髪の毛は爪や肌の角質層と同じ「ケラチンタンパク質」でできています。全体で約10万本生えていて、一本の髪の寿命は女性で4〜7年、男性で3〜5年といわれています。そのため一日平均で50〜150本くらいが自然と抜け落ちています。
そして、身体と同じで骨にあたる部分・肉にあたる部分・皮にあたる部分から成っています。パーマ・カラーで薬剤が反応するのは肉の部分です。枝毛などは、皮の部分が剥がれてしまい内部の繊維質同士が引き裂かれてしまった状態です。また、カットした毛先は傷口と同じです。
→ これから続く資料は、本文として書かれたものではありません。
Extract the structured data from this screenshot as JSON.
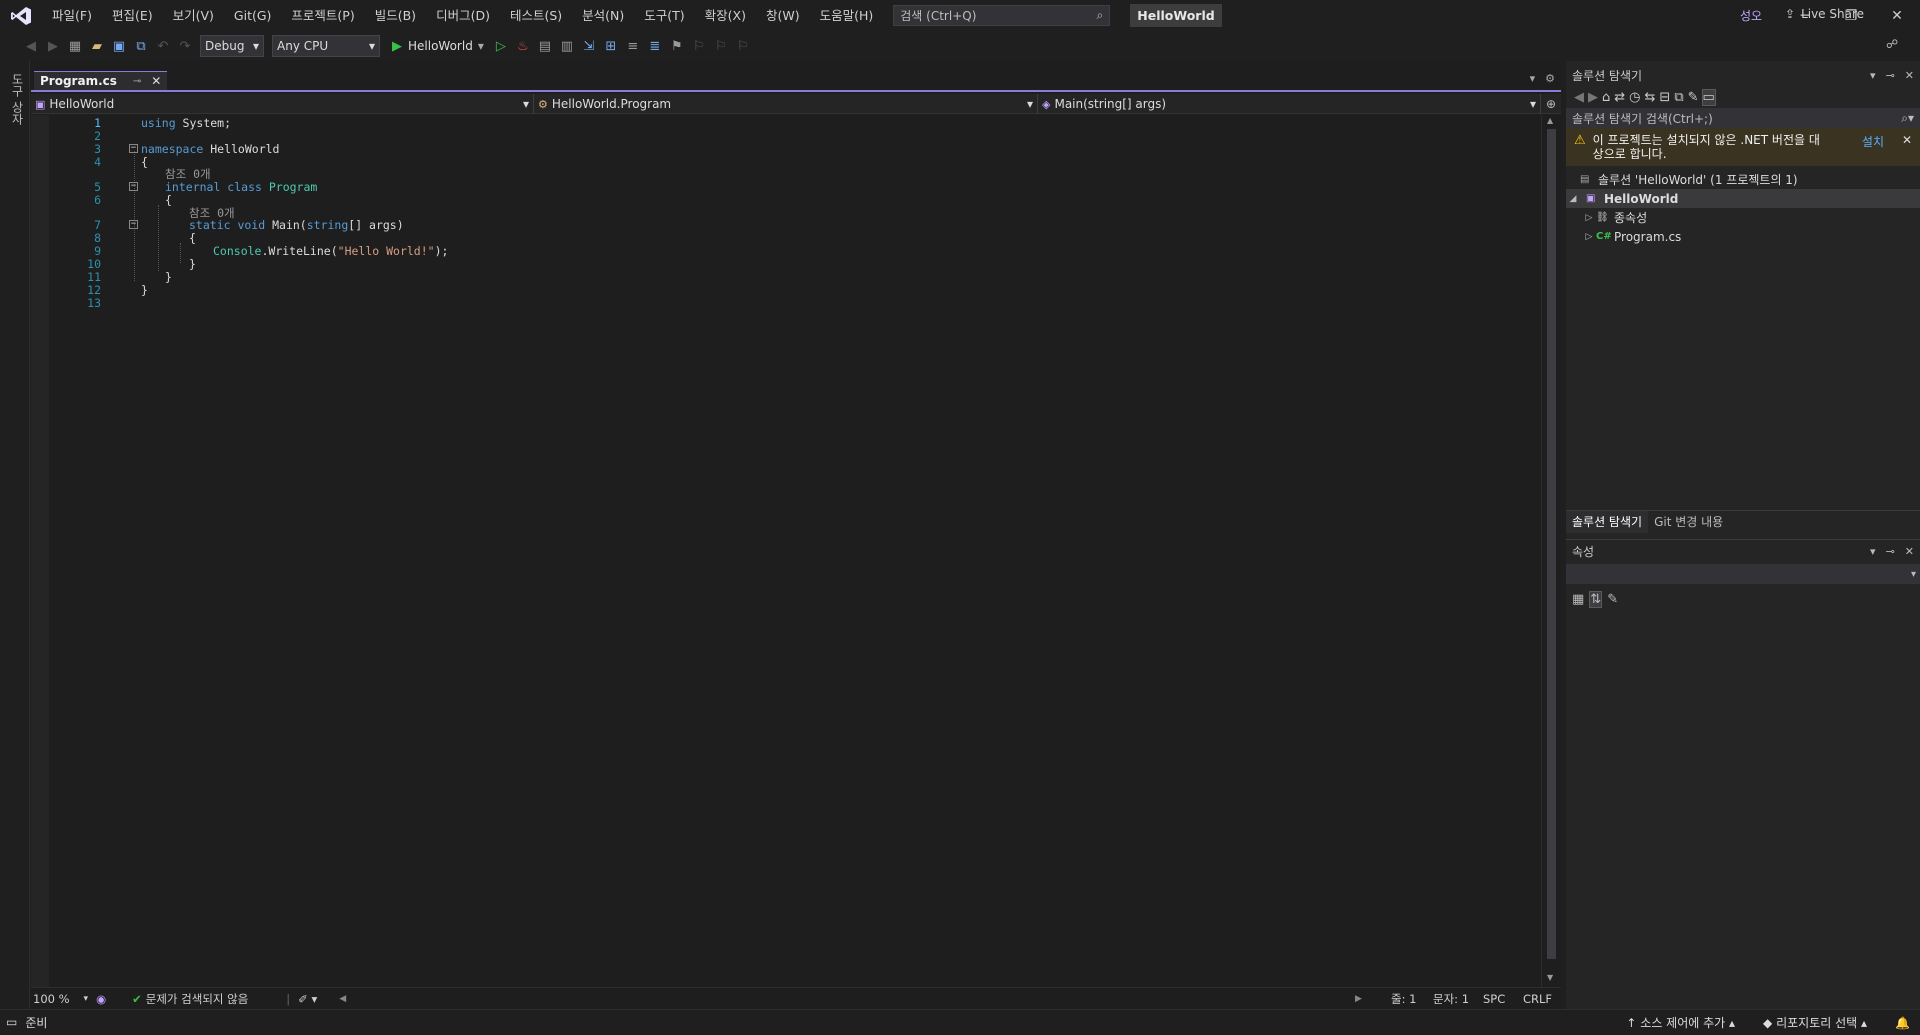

かみそり等でカットすると傷口が大きいのでタンパク質等を流出させやすくなってしまいます。
骨にあたる部分のこと
肉にあたる部分のこと
皮にあたる部分のこと
シャンプーのこと
シャンプーとは、髪の毛や頭皮の汚れを落とすものです。簡単なほこり汚れであれば湯洗で洗い流すことができますが、整髪料、汗、皮脂などの油の性質を持ったものはお湯だけで流すことはできません。なので、この油性のものを落とすために大抵のシャンプー剤には「界面活性剤」なるものが入っています。この「界面活性剤」とは、「水」と「油」の境界部に集まり、これらを分離してくれるものです。作用としては乳化、洗浄、浸透、分散と働いてくれます。なので、水分のない所にシャンプー剤がついても刺激にこそなりますが汚れを落としてはくれません。湯洗をしっかりしましょうというのはこのためです。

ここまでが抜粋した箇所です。